Here are three big things to think about before your next appointment:

1. Would you ever wear glasses out in public? Some contact lens wearers refuse to wear their glasses anywhere outside of their homes. Others like to mix things up a bit, perhaps wearing glasses to the office and contact lenses out to dinner. Discuss your preference with your eye doctor when you’re shopping for your contacts. The more your optometrist knows about your personal preferences and anticipated contact lens wearing time, the more he or she can help you find the best contact lenses for you. And, even if you don’t like to wear glasses, every contact lens wearer should have a pair of backup glasses.

2. Are you over 40? Our eyes lose some of their ability to focus as we approach the age of 40. This condition is called “presbyopia” (a word that’s a mouthful, we know).  Presbyopia can be especially challenging in low light situations—for instance, when you’re trying to read a menu in a dim restaurant. Eventually, this happens to everyone—even those who enjoy perfect 20/20 vision. One easy solution to this problem is to don readers while deciding upon soup or salad. But if readers aren’t right for you, talk to your doctor about multifocal contact lenses. These lenses can help you focus at all distances, providing you with clear spectacle-free vision up close or far away.

3. Do you wish you didn’t need to rub and rinse your contacts every night? One thing you can talk with your eye doctor about is how frequently you would like to replace your lenses with a fresh pair.  A replacement schedule is what doctors often refer to as a “modality.” The term refers to the frequency with which you discard and replace your soft, disposable contact lenses. You can do this every day, every two weeks, or every month. If you sometimes cut corners and avoid cleaning your contact lenses each time you remove them, a 1 Day disposable lens that doesn’t need cleaning and disinfecting would be better suited to your lifestyle.

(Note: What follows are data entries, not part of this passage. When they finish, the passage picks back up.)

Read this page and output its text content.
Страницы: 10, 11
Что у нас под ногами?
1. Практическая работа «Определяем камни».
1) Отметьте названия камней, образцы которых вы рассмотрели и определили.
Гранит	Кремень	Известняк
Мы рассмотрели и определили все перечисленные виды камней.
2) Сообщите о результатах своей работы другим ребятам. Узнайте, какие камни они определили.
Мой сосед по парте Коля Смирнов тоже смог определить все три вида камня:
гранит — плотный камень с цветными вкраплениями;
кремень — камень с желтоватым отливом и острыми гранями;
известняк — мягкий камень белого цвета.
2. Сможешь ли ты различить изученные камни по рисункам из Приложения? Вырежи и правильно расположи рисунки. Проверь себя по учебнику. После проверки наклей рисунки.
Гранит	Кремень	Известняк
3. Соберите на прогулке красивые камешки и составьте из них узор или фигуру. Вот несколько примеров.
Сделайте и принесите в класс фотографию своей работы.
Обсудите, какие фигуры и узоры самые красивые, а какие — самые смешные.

Don’t be afraid to share information with your doctor. He or she needs to hear the truth and will be more concerned about selecting a healthy lens than scolding you about your current routine.

There are some choices that will need to be made exclusively by your eye doctor, since the shape of your eye and power of your prescription play a role in what contact lens will fit comfortably and offer the best vision. But the big three considerations discussed here will give you both a great place to start.


Nothing in this blog post is to be construed as medical advice, nor is it intended to replace the recommendations of a medical professional. For specific questions, please see your eye care practitioner.